Morgan slumped back in his chair, all the joy seeping out of him. "No. You can't."
"I'm sorry." It sounded as if he might be. But not enough, clearly. "It's a job, Morgan. I'm a detective, not a family therapist."
"You would send Poppy back there? To be told that her mother's going to hell for being gay, that she has to dance whether she wants to or not because to do otherwise would be to betray her God-given talent, and that she can only marry someone else inside their stupid, bigoted religion, which means she'll marry someone just like her fucking father. Just to repeat the whole cycle all over again? Are you serious? "
"Morgan. Keep your voice down."
"No!" Morgan got to his feet. "Not about this. Never about this. If this is what you do for a living, do it by yourself. I quit."
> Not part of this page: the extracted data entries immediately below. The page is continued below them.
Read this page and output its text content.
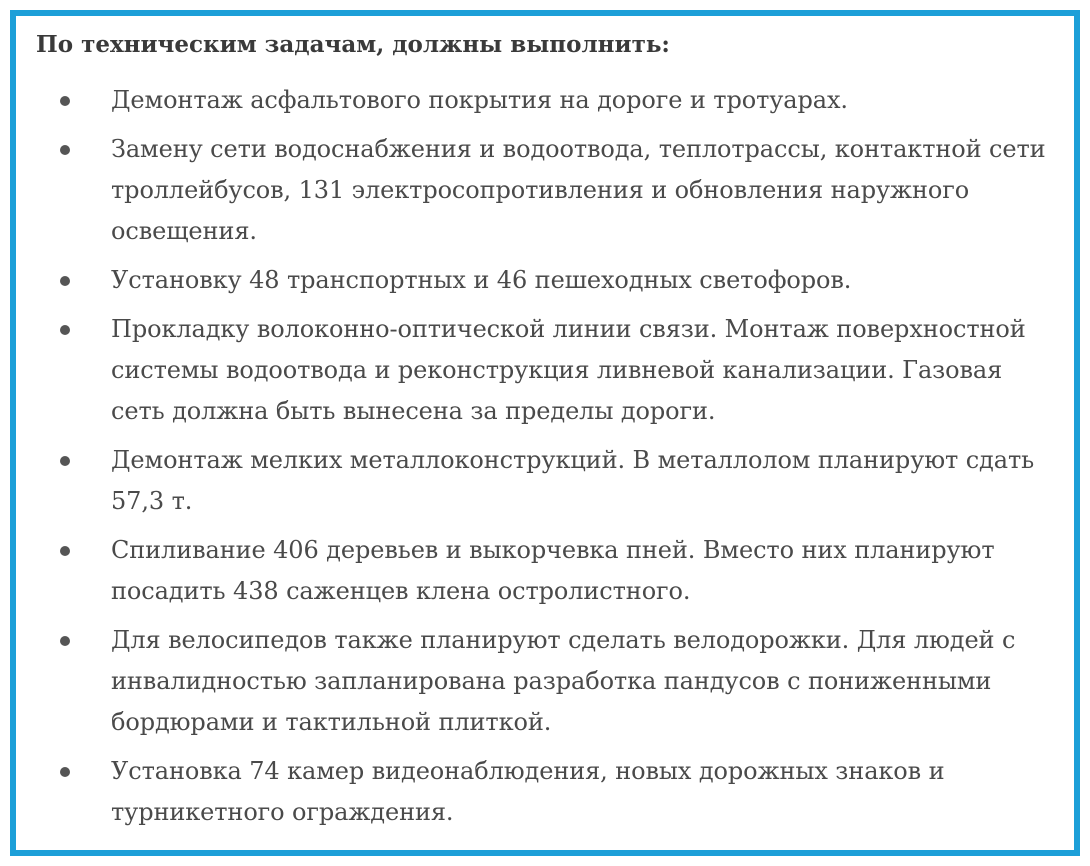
По техническим задачам, должны выполнить:

Демонтаж асфальтового покрытия на дороге и тротуарах.
Замену сети водоснабжения и водоотвода, теплотрассы, контактной сети троллейбусов, 131 электросопротивления и обновления наружного освещения.
Установку 48 транспортных и 46 пешеходных светофоров.
Прокладку волоконно-оптической линии связи. Монтаж поверхностной системы водоотвода и реконструкция ливневой канализации. Газовая сеть должна быть вынесена за пределы дороги.
Демонтаж мелких металлоконструкций. В металлолом планируют сдать 57,3 т.
Спиливание 406 деревьев и выкорчевка пней. Вместо них планируют посадить 438 саженцев клена остролистного.
Для велосипедов также планируют сделать велодорожки. Для людей с инвалидностью запланирована разработка пандусов с пониженными бордюрами и тактильной плиткой.
Установка 74 камер видеонаблюдения, новых дорожных знаков и турникетного ограждения.
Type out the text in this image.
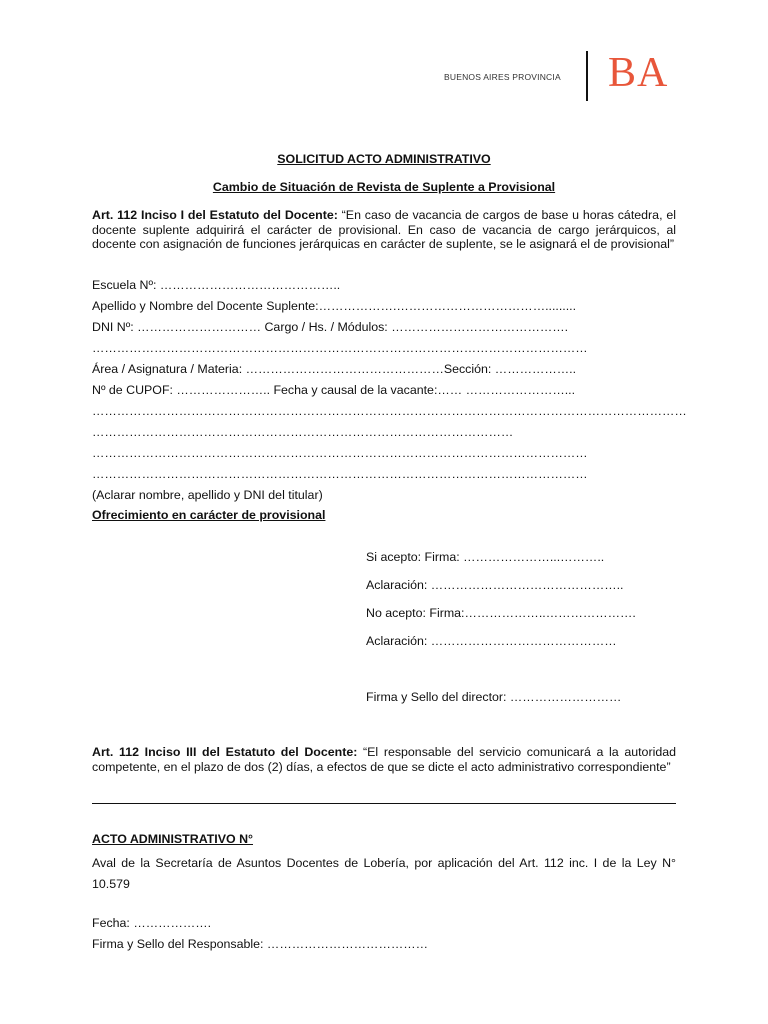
BUENOS AIRES PROVINCIA BA
SOLICITUD ACTO ADMINISTRATIVO
Cambio de Situación de Revista de Suplente a Provisional
Art. 112 Inciso I del Estatuto del Docente: “En caso de vacancia de cargos de base u horas cátedra, el docente suplente adquirirá el carácter de provisional. En caso de vacancia de cargo jerárquicos, al docente con asignación de funciones jerárquicas en carácter de suplente, se le asignará el de provisional”
Escuela Nº: ……………………………………..
Apellido y Nombre del Docente Suplente:……………….……………………………….........
DNI Nº: ………………………… Cargo / Hs. / Módulos: …………………………………….
…………………………………………………………………………………………………………
Área / Asignatura / Materia: …………………………………………Sección: ………………..
Nº de CUPOF: ………………….. Fecha y causal de la vacante:…… ……………………...
………………………………………………………………………………………………………………………………
…………………………………………………………………………………………
…………………………………………………………………………………………………………
…………………………………………………………………………………………………………
(Aclarar nombre, apellido y DNI del titular)
Ofrecimiento en carácter de provisional
Si acepto: Firma: …………………...………..
Aclaración: ………………………………………..
No acepto: Firma:………………..………………….
Aclaración: ………………………………………
Firma y Sello del director: ………………………
Art. 112 Inciso III del Estatuto del Docente: “El responsable del servicio comunicará a la autoridad competente, en el plazo de dos (2) días, a efectos de que se dicte el acto administrativo correspondiente”
ACTO ADMINISTRATIVO N°
Aval de la Secretaría de Asuntos Docentes de Lobería, por aplicación del Art. 112 inc. I de la Ley N° 10.579
Fecha: ……………….
Firma y Sello del Responsable: …………………………………
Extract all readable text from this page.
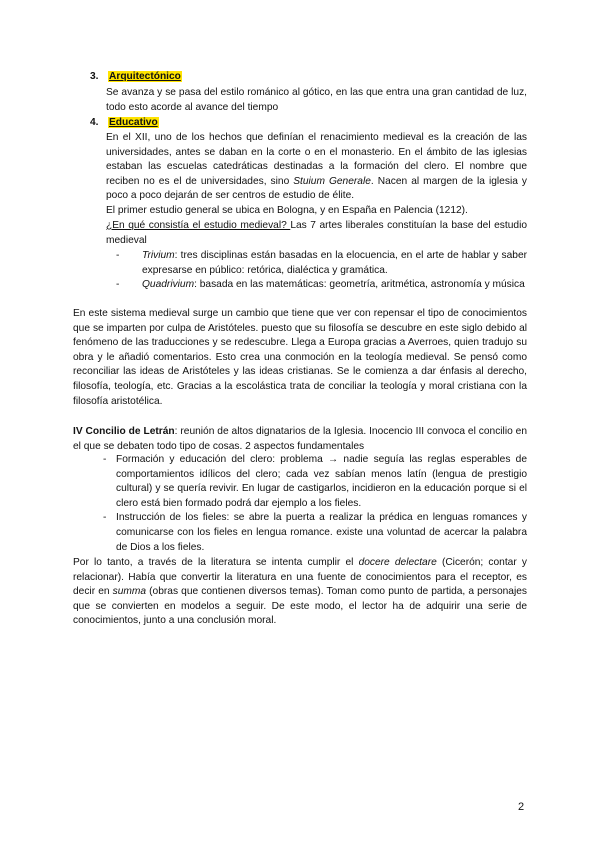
3. Arquitectónico

Se avanza y se pasa del estilo románico al gótico, en las que entra una gran cantidad de luz, todo esto acorde al avance del tiempo

4. Educativo

En el XII, uno de los hechos que definían el renacimiento medieval es la creación de las universidades, antes se daban en la corte o en el monasterio. En el ámbito de las iglesias estaban las escuelas catedráticas destinadas a la formación del clero. El nombre que reciben no es el de universidades, sino Stuium Generale. Nacen al margen de la iglesia y poco a poco dejarán de ser centros de estudio de élite.

El primer estudio general se ubica en Bologna, y en España en Palencia (1212).

¿En qué consistía el estudio medieval? Las 7 artes liberales constituían la base del estudio medieval

- Trivium: tres disciplinas están basadas en la elocuencia, en el arte de hablar y saber expresarse en público: retórica, dialéctica y gramática.
- Quadrivium: basada en las matemáticas: geometría, aritmética, astronomía y música

En este sistema medieval surge un cambio que tiene que ver con repensar el tipo de conocimientos que se imparten por culpa de Aristóteles. puesto que su filosofía se descubre en este siglo debido al fenómeno de las traducciones y se redescubre. Llega a Europa gracias a Averroes, quien tradujo su obra y le añadió comentarios. Esto crea una conmoción en la teología medieval. Se pensó como reconciliar las ideas de Aristóteles y las ideas cristianas. Se le comienza a dar énfasis al derecho, filosofía, teología, etc. Gracias a la escolástica trata de conciliar la teología y moral cristiana con la filosofía aristotélica.

IV Concilio de Letrán: reunión de altos dignatarios de la Iglesia. Inocencio III convoca el concilio en el que se debaten todo tipo de cosas. 2 aspectos fundamentales

- Formación y educación del clero: problema → nadie seguía las reglas esperables de comportamientos idílicos del clero; cada vez sabían menos latín (lengua de prestigio cultural) y se quería revivir. En lugar de castigarlos, incidieron en la educación porque si el clero está bien formado podrá dar ejemplo a los fieles.
- Instrucción de los fieles: se abre la puerta a realizar la prédica en lenguas romances y comunicarse con los fieles en lengua romance. existe una voluntad de acercar la palabra de Dios a los fieles.

Por lo tanto, a través de la literatura se intenta cumplir el docere delectare (Cicerón; contar y relacionar). Había que convertir la literatura en una fuente de conocimientos para el receptor, es decir en summa (obras que contienen diversos temas). Toman como punto de partida, a personajes que se convierten en modelos a seguir. De este modo, el lector ha de adquirir una serie de conocimientos, junto a una conclusión moral.

2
Magic flared up Morgan's spine like fire. It made it easy to storm out. He ran down the stairs, out of the mill and down to the canal, breathing hard, using all the control he could summon to keep his power from erupting. There was a bench there, but he couldn't sit. He stood and stared at the water, imagined diving into it and letting it soothe the fire away. He imagined his magic soft and gentle, tiny, foam-filled waves.
He let out a breath he hadn't even realised he was holding, and sank down on the bench.
Well. That was that, then.
He wanted to cry. He'd never quit an assignment in all the time he'd worked for Pearl, and here he was quitting two in as many days. But worse than that, how could he have been so wrong? He'd thought Hunter was a good person. But maybe he'd just wanted him to be, because he was so fucking attractive. Shit.
"Morgan." Morgan glanced over his shoulder to see Hunter standing behind him, his messenger bag over one shoulder, Morgan's rucksack over the other. "You left your bag behind."